Summary: Job ads increase significantly in July; gains slowed in second half of month; “other worrying signs”; “10% of businesses to close, 13% to reduce workforce” once government programmes cease.
From mid-2017 onwards, year-on-year growth rates in the total number of Australian job advertisements consistently exceeded 10%. That was until mid-2018 when the annual growth rate fell back markedly. 2019 was notable for its reduced employment advertising and this trend continued into the first quarter of 2020. April’s numbers set a record of the worst type but subsequent reports have produced a partial recovery.
According to the latest ANZ figures, total advertisements increased by 16.7% in July on a seasonally-adjusted basis. The rise followed a 41.4% jump in June and a 0.1% fall in May after revisions. On a 12-month basis, total job advertisements were 34.0% lower than in July of last year, up from June’s comparable figure of -44.6%.ANZ senior economist Catherine Birch noted “the pace of gains slowed, particularly in the second half of the month” which she attributed to the re-introduction of Stage 3 restrictions in Victoria.

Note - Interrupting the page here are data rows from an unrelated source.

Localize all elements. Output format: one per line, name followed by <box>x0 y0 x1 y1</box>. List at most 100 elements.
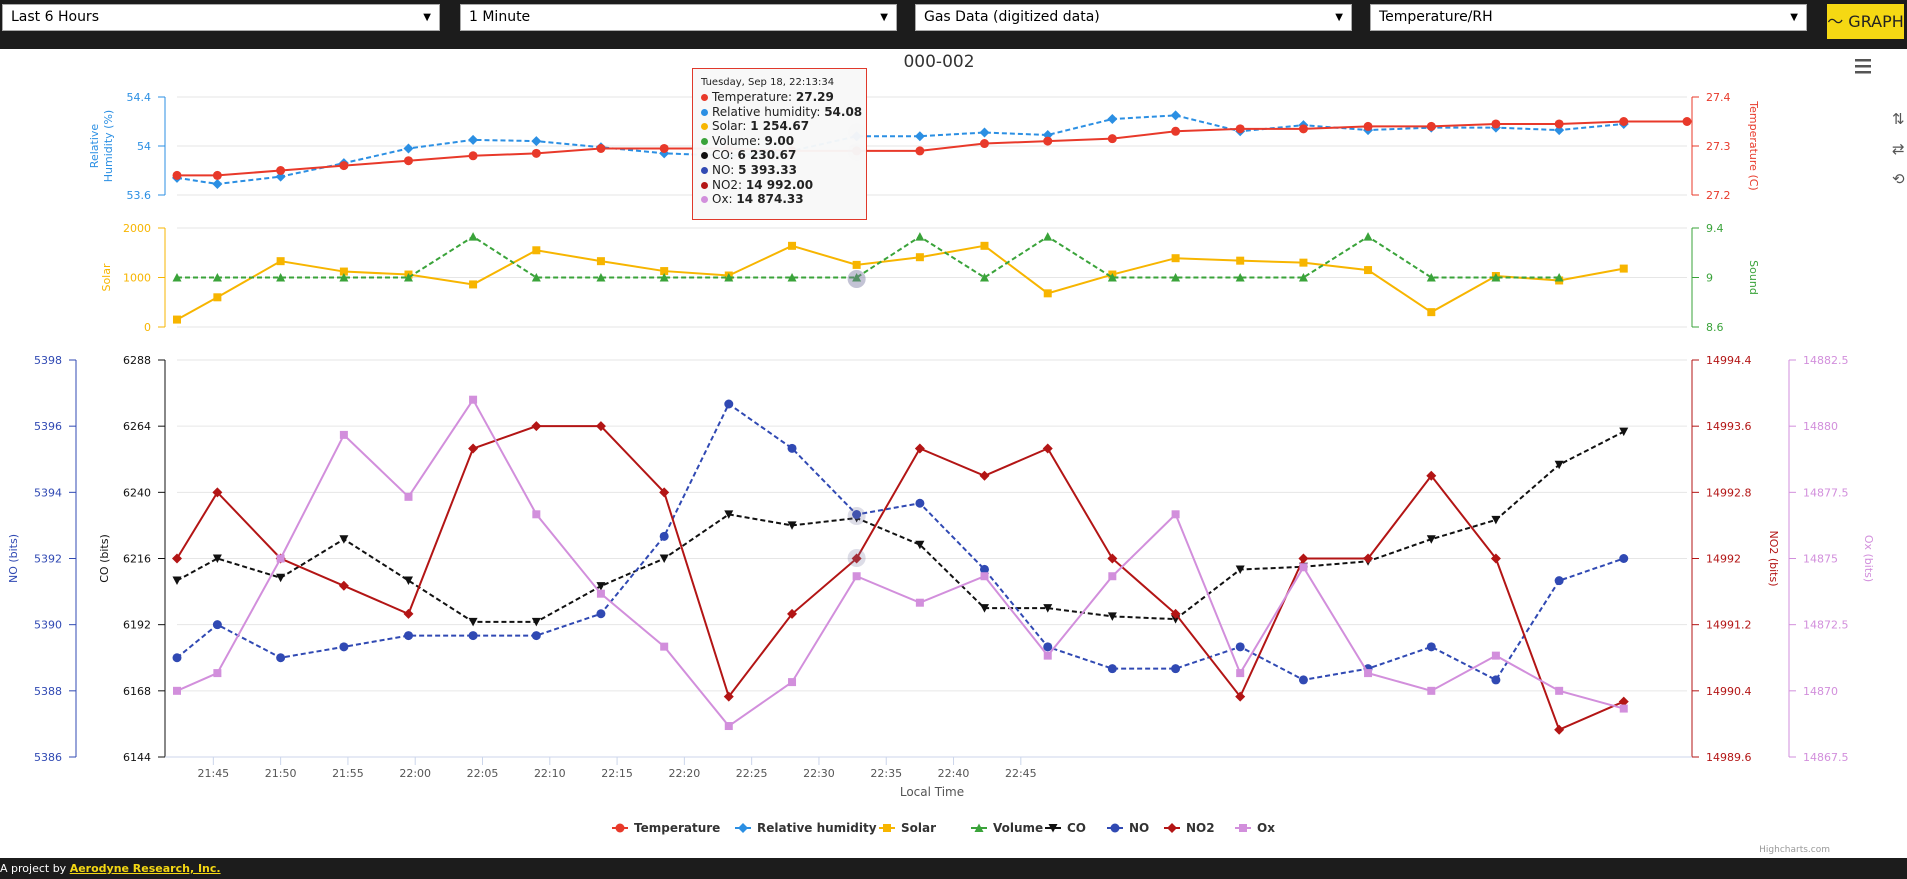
data-point <box>723 691 734 702</box>
data-point <box>979 139 989 149</box>
data-point <box>172 553 182 564</box>
legend-item[interactable]: Temperature <box>612 821 720 835</box>
tooltip-row: NO2: 14 992.00 <box>701 178 858 193</box>
data-point <box>852 273 862 282</box>
data-point <box>1554 273 1564 282</box>
data-point <box>980 241 989 250</box>
sort-icon[interactable]: ⇅ <box>1892 110 1905 128</box>
data-point <box>1043 651 1052 660</box>
y-axis-title: Ox (bits) <box>1862 535 1875 582</box>
tooltip-value: 14 874.33 <box>736 192 804 207</box>
legend-marker <box>1239 824 1247 832</box>
y-tick-label: 14989.6 <box>1706 751 1752 764</box>
menu-icon[interactable] <box>1855 59 1871 74</box>
data-point <box>1298 124 1308 134</box>
data-point <box>212 620 222 630</box>
tooltip-label: CO: <box>712 148 738 163</box>
data-point <box>403 631 413 641</box>
data-point <box>1043 136 1053 146</box>
data-point <box>212 178 223 189</box>
y-tick-label: 53.6 <box>127 189 152 202</box>
tooltip-value: 9.00 <box>764 133 795 148</box>
data-point <box>339 430 348 439</box>
legend-dot-icon <box>701 166 708 174</box>
legend-item[interactable]: CO <box>1045 821 1086 835</box>
legend-item[interactable]: Relative humidity <box>735 821 877 835</box>
chart-line-icon: 〜 <box>1827 12 1844 31</box>
tooltip-value: 27.29 <box>795 90 834 104</box>
data-point <box>1107 134 1117 144</box>
y-tick-label: 6288 <box>123 354 151 367</box>
y-tick-label: 5388 <box>34 685 62 698</box>
data-point <box>1235 273 1245 282</box>
data-point <box>468 232 478 241</box>
legend-item[interactable]: NO2 <box>1164 821 1215 835</box>
tooltip-label: NO2: <box>712 177 746 192</box>
x-tick-label: 22:45 <box>1005 767 1037 780</box>
legend-dot-icon <box>701 108 708 116</box>
footer-link[interactable]: Aerodyne Research, Inc. <box>69 862 221 875</box>
data-point <box>212 170 222 180</box>
legend-item[interactable]: NO <box>1107 821 1149 835</box>
data-point <box>1043 232 1053 241</box>
data-point <box>852 572 861 581</box>
x-tick-label: 22:10 <box>534 767 566 780</box>
y-tick-label: 8.6 <box>1706 321 1724 334</box>
series-line-no <box>176 402 1625 682</box>
data-point <box>1299 563 1308 572</box>
chart-tooltip: Tuesday, Sep 18, 22:13:34 Temperature: 2… <box>692 68 867 220</box>
data-point <box>1364 669 1373 678</box>
data-point <box>1236 256 1245 265</box>
data-point <box>1554 460 1564 470</box>
data-point <box>1043 289 1052 298</box>
data-point <box>1235 691 1246 702</box>
data-point <box>1298 553 1309 564</box>
history-icon[interactable]: ⟲ <box>1892 170 1905 188</box>
legend-marker <box>615 823 625 833</box>
data-point <box>1171 126 1181 136</box>
x-tick-label: 21:50 <box>265 767 297 780</box>
data-point <box>1426 470 1437 481</box>
interval-select[interactable]: 1 Minute ▼ <box>460 4 897 31</box>
data-source-select[interactable]: Gas Data (digitized data) ▼ <box>915 4 1352 31</box>
legend-item[interactable]: Ox <box>1235 821 1275 835</box>
dropdown-arrow-icon: ▼ <box>1335 12 1343 23</box>
time-range-select[interactable]: Last 6 Hours ▼ <box>2 4 440 31</box>
y-tick-label: 6216 <box>123 553 151 566</box>
data-point <box>338 580 349 591</box>
data-point <box>173 686 181 695</box>
data-point <box>339 267 348 276</box>
legend-item[interactable]: Solar <box>879 821 936 835</box>
y-tick-label: 6168 <box>123 685 151 698</box>
legend-dot-icon <box>701 94 708 101</box>
data-point <box>596 143 606 153</box>
dropdown-arrow-icon: ▼ <box>880 12 888 23</box>
data-point <box>531 617 541 627</box>
data-point <box>403 156 413 166</box>
data-point <box>1426 642 1436 652</box>
data-point <box>213 669 222 678</box>
data-point <box>403 273 413 282</box>
data-point <box>1235 642 1245 652</box>
data-point <box>979 127 990 138</box>
y-tick-label: 14867.5 <box>1803 751 1849 764</box>
x-axis-title: Local Time <box>900 785 964 799</box>
data-point <box>276 573 286 583</box>
y-axis-title: Humidity (%) <box>102 110 115 182</box>
legend-item[interactable]: Volume <box>971 821 1043 835</box>
y-axis-title: Sound <box>1747 260 1760 295</box>
data-point <box>173 315 181 324</box>
y-axis-title: Solar <box>100 263 113 292</box>
graph-type-select[interactable]: Temperature/RH ▼ <box>1370 4 1807 31</box>
data-point <box>532 510 541 519</box>
swap-icon[interactable]: ⇄ <box>1892 140 1905 158</box>
data-point <box>1554 724 1565 735</box>
data-point <box>276 554 285 563</box>
data-point <box>1298 675 1308 685</box>
x-tick-label: 22:30 <box>803 767 835 780</box>
y-tick-label: 1000 <box>123 272 151 285</box>
graph-button[interactable]: 〜 GRAPH <box>1827 4 1904 39</box>
data-point <box>1235 124 1245 134</box>
tooltip-value: 54.08 <box>824 104 863 119</box>
data-point <box>468 617 478 627</box>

The ANZ report came out on the same day as the Melbourne Institute’s June Inflation Gauge report and long-term Commonwealth bond yields moved higher, ignoring lower US Treasury movements in overnight trading. By the end of the day, the 3-year ACGB yield remained unchanged at 0.30% while 10-year and 20-year yields both finished 5bps higher at 0.88% and 1.46% respectively.
“There have been other worrying signs,” according to Birch. She pointed to a downturn in payrolls in early July and speculated “some industries that were less affected earlier in the pandemic, such as construction and professional services, may now be suffering lagged impacts.” Birch quoted an ABS survey in mid-July in which “10% of businesses reported they would close and 13% would reduce their workforce” once government programmes ceased.